Permutations IIMar 17 '124943 / 12877
Given a collection of numbers that might contain duplicates, return all possible unique permutations.
For example,[1,1,2] have the following unique permutations:[1,1,2], [1,2,1], and [2,1,1].

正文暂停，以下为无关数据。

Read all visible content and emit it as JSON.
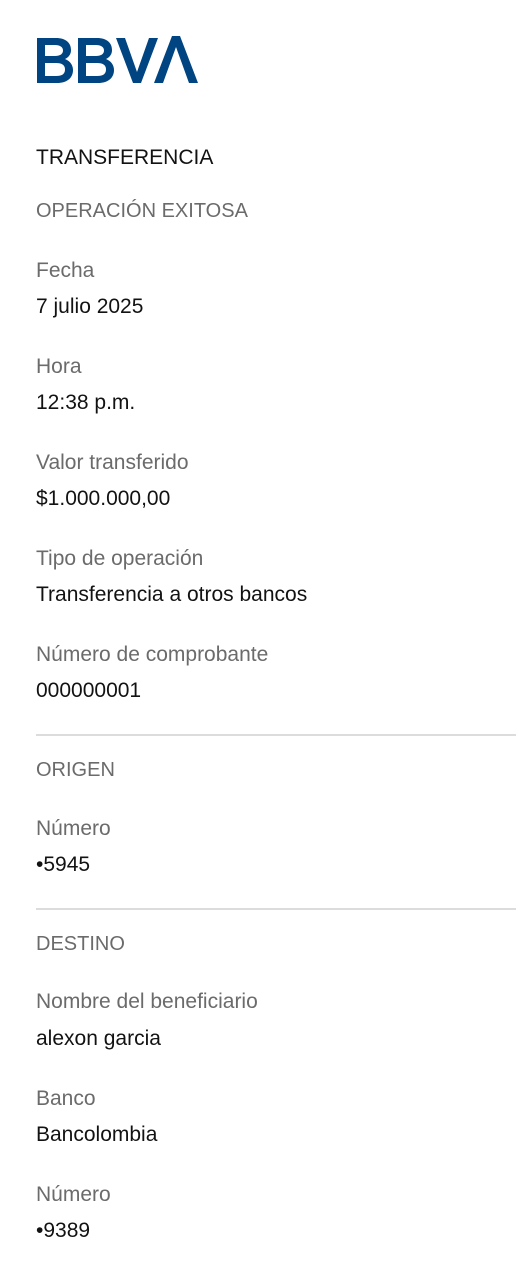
{
  "brand": {
    "logo_text": "BBVA",
    "color": "#004481"
  },
  "receipt": {
    "title": "TRANSFERENCIA",
    "status": "OPERACIÓN EXITOSA",
    "fecha_label": "Fecha",
    "fecha_value": "7 julio 2025",
    "hora_label": "Hora",
    "hora_value": "12:38 p.m.",
    "valor_label": "Valor transferido",
    "valor_value": "$1.000.000,00",
    "tipo_label": "Tipo de operación",
    "tipo_value": "Transferencia a otros bancos",
    "comprobante_label": "Número de comprobante",
    "comprobante_value": "000000001"
  },
  "origen": {
    "section": "ORIGEN",
    "numero_label": "Número",
    "numero_value": "•5945"
  },
  "destino": {
    "section": "DESTINO",
    "beneficiario_label": "Nombre del beneficiario",
    "beneficiario_value": "alexon garcia",
    "banco_label": "Banco",
    "banco_value": "Bancolombia",
    "numero_label": "Número",
    "numero_value": "•9389"
  }
}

生成的方法其实和permutation差不多,最大的差别就是unique
思考一下,生成时候的流程:每次从后面去一个数num[i],替换num[cur]。
因为num内存在相同的数,也就是说,num[i] 可能和num[j]相同。
因此如果num[i]已经在cur这个位置上出现过,这num[j]可以直接跳过去。
class Solution {
public:
vector<vector<int> > permuteUnique(vector<int> &num) {
int len = num.size();
vector<vector<int> > res;
sort(num.begin(), num.end());
gen(res, num, 0, len);
return res;
}
bool isSwap(vector<int>& num, int s, int e) {
int i = s;
while (num[i] != num[e] && i < e) i++;
if (i == e) return true;
else return false;
}
void gen(vector<vector<int> > &res, vector<int>& num, int cur, int len) {
if (cur == len) {
res.push_back(num);
return;
}
for (int i = cur; i < len; i++) {
if (!isSwap(num, cur, i)) continue;
swap(num[cur], num[i]);
gen(res, num, cur+1, len);
swap(num[cur], num[i]);
}
}
};
PermutationsMar 17 '125872 / 13772
Given a collection of numbers, return all possible permutations.
For example,[1,2,3] have the following permutations:[1,2,3], [1,3,2], [2,1,3], [2,3,1], [3,1,2], and [3,2,1].
class Solution {
public:
vector<vector<int> > permute(vector<int> &num) {
int len = num.size();
vector<vector<int> > res;
gen(res, num, 0, len);
return res;
}
void gen(vector<vector<int> > &res, vector<int>& num, int cur, int len) {
if (cur == len) {
res.push_back(num);
return;
}
for (int i = cur; i < len; i++) {
swap(num[cur], num[i]);
gen(res, num, cur+1, len);
swap(num[cur], num[i]);
}
}
};